Lucent's quarter-to-quarter sprint worked until the capital dried up for customers. The company was whacked by a soft competitive local exchange carrier (CLEC) market, a slowdown in capital spending by established service providers, lower software sales and tighter vendor financing.

"We tried to grow the company faster than it was able to," said Schacht. "The problems were compounded by business processing systems that were stretched beyond their capacity."

In November, Lucent said it found $125 million in revenue irregularities and started a review. In a sign of just how bad Lucent's internal controls have become, the company reported $679 million in revenue irregularities. Lucent's review highlighted a lot of problems:

  • In the first case, which shaved $125 million off of Lucent's top line, there was "misleading documentation and incomplete communications between a sales team and the financial organization with respect to offering a customer credits in connection with a software license." The move was made with disregard for Lucent's revenue recognition rules, the company said. One employee was fired and "appropriate disciplinary action" was taken.

  • In two cases, Lucent sales teams verbally offered credits to be used at a later date that may have been related to fourth quarter sales. Lucent will reflect the credits in the fourth quarter, cutting revenue by $74 million.
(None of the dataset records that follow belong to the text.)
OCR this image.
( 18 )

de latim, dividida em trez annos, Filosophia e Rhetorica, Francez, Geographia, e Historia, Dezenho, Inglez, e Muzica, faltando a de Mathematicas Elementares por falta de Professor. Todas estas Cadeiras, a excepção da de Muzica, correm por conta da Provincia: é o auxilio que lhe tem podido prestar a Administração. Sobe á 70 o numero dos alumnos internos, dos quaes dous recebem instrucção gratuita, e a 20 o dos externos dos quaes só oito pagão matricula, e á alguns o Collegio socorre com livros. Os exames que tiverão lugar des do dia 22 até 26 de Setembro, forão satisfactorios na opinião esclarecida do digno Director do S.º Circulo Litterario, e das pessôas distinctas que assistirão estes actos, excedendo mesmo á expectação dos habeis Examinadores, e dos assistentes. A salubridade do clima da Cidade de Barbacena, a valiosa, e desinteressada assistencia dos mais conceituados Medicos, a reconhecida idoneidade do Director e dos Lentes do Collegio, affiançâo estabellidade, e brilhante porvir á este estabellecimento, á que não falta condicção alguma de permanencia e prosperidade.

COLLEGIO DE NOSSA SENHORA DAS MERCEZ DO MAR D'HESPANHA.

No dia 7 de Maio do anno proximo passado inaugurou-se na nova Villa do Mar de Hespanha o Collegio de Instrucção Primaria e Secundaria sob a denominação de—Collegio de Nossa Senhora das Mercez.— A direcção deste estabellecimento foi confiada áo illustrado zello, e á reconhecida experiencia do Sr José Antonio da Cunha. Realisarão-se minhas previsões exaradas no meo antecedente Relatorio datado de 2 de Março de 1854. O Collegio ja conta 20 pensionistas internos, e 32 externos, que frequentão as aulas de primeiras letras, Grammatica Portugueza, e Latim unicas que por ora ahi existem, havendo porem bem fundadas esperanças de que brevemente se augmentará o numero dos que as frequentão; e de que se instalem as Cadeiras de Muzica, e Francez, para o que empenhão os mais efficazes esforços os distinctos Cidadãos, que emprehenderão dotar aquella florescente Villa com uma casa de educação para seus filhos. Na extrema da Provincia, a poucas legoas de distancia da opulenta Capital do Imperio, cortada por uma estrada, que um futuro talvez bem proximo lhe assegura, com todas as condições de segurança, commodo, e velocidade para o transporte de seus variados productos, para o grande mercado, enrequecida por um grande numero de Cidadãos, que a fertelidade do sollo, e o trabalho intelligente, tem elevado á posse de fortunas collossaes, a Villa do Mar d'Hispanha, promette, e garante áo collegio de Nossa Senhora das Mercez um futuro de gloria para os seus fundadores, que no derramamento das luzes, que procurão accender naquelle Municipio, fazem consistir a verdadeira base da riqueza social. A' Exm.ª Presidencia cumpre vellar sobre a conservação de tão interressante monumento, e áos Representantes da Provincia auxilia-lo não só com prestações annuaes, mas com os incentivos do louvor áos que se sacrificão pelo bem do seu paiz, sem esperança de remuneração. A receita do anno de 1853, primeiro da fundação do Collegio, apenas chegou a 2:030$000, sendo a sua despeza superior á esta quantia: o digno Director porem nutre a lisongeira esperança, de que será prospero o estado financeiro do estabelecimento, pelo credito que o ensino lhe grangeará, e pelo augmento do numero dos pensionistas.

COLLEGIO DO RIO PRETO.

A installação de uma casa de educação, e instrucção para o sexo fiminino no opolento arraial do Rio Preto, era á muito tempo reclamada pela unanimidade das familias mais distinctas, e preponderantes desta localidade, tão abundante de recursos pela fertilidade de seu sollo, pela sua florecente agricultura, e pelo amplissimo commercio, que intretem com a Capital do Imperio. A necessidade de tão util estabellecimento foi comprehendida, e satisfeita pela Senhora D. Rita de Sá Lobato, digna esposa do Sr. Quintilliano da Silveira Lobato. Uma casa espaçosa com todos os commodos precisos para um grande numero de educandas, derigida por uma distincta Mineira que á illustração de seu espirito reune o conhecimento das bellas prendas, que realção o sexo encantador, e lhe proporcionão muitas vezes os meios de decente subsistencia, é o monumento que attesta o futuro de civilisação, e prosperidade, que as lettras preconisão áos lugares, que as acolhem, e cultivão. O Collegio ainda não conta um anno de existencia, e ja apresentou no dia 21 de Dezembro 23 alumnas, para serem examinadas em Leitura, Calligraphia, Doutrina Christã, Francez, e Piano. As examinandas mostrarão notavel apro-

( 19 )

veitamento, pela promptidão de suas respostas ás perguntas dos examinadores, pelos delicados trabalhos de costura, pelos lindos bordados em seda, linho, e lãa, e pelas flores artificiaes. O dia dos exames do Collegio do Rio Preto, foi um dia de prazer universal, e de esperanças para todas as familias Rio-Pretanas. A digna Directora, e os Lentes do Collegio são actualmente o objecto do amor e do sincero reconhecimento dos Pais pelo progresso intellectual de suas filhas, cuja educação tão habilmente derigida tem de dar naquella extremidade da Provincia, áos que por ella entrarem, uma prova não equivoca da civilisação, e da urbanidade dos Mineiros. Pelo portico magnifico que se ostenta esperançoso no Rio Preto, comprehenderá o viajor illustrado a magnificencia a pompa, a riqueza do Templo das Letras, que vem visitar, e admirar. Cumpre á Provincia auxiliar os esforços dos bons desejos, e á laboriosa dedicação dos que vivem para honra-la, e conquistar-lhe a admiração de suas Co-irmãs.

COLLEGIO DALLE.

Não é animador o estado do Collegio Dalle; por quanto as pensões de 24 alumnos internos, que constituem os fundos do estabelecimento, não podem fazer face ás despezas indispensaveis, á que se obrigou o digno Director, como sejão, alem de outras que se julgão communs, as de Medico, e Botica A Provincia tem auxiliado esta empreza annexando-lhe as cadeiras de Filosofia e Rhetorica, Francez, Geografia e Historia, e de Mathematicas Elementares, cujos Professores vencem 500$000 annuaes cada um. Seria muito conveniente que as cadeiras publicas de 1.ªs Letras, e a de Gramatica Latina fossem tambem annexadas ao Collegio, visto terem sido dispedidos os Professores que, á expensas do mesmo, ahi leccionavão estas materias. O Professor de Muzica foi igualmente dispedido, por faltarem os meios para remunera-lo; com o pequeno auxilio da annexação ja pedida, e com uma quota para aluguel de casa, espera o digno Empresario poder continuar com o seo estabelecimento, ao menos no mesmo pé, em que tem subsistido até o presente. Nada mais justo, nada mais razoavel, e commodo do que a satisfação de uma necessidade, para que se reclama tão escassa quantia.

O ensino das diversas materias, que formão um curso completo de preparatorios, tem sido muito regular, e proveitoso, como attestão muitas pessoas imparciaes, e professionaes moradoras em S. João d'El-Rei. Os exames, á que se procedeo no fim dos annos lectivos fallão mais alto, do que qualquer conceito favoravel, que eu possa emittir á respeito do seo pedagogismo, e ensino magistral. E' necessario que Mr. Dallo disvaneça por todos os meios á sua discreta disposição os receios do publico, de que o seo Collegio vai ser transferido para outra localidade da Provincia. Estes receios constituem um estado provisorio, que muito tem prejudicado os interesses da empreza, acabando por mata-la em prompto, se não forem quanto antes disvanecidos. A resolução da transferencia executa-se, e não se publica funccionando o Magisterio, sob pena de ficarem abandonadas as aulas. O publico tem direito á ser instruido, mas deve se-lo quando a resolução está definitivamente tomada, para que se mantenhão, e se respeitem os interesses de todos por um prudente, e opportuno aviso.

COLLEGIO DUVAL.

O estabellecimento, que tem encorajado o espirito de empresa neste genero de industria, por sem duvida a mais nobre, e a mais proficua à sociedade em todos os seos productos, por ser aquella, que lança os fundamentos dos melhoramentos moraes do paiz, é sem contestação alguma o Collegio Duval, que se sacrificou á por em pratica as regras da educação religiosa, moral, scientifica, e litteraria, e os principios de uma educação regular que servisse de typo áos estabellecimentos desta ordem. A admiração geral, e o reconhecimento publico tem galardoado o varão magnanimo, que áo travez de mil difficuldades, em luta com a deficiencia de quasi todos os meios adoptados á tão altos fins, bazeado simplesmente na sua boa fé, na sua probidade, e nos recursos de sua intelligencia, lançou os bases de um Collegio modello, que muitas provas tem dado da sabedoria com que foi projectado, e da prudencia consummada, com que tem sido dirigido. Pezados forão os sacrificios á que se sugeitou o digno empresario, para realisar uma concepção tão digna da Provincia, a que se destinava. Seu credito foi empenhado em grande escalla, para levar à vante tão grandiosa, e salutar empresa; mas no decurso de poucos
  • Lucent found revenue had been recognized from the sale of a system that had been incompletely shipped. That move cut fourth quarter revenue by $28 million.

  • The company took back $452 million in equipment that had been sold to systems integrators and distributors, but not passed on to customers because of financial woes. Lucent said it was taking back the gear to preserve the customer relationships and noted that "verbal agreements" indicated the company would take back the equipment. That snafu led to a $452 million fourth quarter revenue cut.

    Layoffs on deck

    Lucent said the company's problems were magnified by an unwieldy cost structure. To cut costs, Lucent said it will streamline operations, cut its portfolio, and announce layoffs.

    The restructuring plan -- and the charge that'll go with it -- was being finalized, the company said. Lucent said will cut jobs as it consolidates corporate and marketing functions, streamlines sales and eliminates products. Officials said Lucent will continue to recruit and retain technical workers.

    Schacht said the company will expedite the restructuring by giving key executives more responsibility. Among the notable changes, CFO Deborah Hopkins will be in charge of Lucent's information systems group to tie the company's information and financial systems together. Bill O'Shea, executive vice president, will come up with a strategy for the company's next-generation Internet products. O'Shea's role will be vital, considering Lucent missed a generation with its fiber-optic products and lost ground to Nortel (NYSE: NT) and other rivals.

    When Lucent announces its first quarter earnings in late January, it will detail charges, the company said. Schacht didn't rule out further restructuring moves in 2001.